La bataille de l'emploi

L'emploi est le réel leitmotiv des dix dernières années de gouvernance en France. Lorsque François Mitterrand prit le pouvoir en 1981, le nombre de chômeurs était de 1,8 millions, et cette valeur atteignit 2,8 millions 14 ans plus tard. Lionel Jospin la réduisit de 3,1 à 2,4 millions en 5 ans, et désormais le nombre de chômeurs est stabilisé autour de 2,6 millions122(*). Quoi qu'il en soit, la résorption du chômage s'est imposée comme la grande bataille de la fin du XXe siècle. Tous les dirigeants politiques font désormais preuve d'un certain volontarisme et tentent leur chance face à cette oeuvre colossale.
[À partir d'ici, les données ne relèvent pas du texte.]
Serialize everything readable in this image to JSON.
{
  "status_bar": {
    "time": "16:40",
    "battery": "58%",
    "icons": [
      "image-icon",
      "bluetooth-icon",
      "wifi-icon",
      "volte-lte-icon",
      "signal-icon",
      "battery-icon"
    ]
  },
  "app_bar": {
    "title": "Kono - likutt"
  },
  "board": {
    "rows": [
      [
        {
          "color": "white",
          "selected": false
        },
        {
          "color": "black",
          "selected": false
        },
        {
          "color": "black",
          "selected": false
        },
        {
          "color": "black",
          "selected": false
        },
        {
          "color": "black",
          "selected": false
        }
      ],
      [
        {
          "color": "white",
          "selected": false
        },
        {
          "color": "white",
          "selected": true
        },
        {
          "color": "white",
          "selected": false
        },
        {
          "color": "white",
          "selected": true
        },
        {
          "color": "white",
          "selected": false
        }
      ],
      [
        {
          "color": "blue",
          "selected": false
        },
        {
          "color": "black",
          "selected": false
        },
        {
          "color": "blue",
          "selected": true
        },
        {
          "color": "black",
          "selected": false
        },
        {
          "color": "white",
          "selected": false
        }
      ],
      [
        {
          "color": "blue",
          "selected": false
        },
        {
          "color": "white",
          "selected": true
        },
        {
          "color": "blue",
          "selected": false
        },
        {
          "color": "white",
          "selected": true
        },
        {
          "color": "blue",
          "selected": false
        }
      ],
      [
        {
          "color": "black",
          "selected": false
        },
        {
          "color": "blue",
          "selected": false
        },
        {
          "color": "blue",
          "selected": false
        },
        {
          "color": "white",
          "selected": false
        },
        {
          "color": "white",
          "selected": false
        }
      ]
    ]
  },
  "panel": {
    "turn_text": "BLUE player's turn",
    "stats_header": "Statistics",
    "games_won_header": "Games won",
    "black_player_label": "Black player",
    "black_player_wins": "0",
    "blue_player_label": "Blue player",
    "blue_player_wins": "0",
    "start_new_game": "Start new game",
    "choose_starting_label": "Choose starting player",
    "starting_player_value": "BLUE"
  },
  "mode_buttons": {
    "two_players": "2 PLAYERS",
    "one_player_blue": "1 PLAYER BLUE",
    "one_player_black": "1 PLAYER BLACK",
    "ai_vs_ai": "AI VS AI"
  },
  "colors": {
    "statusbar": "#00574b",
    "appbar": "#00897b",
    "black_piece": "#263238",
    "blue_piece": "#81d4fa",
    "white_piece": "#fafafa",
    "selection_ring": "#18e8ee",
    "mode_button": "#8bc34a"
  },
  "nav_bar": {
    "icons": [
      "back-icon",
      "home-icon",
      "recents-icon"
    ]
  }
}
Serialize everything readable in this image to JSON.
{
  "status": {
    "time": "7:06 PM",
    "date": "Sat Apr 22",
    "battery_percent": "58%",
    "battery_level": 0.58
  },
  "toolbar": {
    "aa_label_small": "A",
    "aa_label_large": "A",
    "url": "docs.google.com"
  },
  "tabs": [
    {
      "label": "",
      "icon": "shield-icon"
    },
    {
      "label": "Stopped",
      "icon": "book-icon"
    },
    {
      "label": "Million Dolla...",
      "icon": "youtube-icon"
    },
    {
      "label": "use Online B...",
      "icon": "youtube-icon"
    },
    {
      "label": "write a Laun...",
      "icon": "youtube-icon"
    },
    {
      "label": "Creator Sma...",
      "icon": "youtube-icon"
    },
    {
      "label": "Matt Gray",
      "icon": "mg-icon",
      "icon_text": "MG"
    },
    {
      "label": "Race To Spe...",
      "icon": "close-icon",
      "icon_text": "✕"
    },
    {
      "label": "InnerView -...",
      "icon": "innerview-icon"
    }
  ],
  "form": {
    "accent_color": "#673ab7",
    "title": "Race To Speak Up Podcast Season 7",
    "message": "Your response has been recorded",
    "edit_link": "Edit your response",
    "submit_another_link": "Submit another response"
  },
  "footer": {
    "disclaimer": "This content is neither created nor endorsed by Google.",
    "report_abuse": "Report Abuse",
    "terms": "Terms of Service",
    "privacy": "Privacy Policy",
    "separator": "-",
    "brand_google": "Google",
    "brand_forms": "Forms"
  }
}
L'objectif des Premiers ministres de droite comme de gauche est de relancer l'emploi (114) grâce à tous les moyens possibles. Par ailleurs, leur action (45) réside aussi dans le retour de la confiance (25) des ménages. Comme le laisse entendre le politologue Roland Cayrol123(*) « les Français ne croient plus, dans leur immense majorité, qu'une solution globale (une solution politique) puisse être trouvée, à court ou même à moyen terme, au problème du chômage ». Ce fléau pèse sur les esprits, mais l'espoir persiste car les deux tiers des Français estiment que le chômage et l'emploi doivent être les priorités du gouvernement124(*). Dès lors, les Premiers ministres vont composer avec les attentes de leurs concitoyens.

Graphique n°11 : Fréquences relatives des vocables emploi, chômage et économie.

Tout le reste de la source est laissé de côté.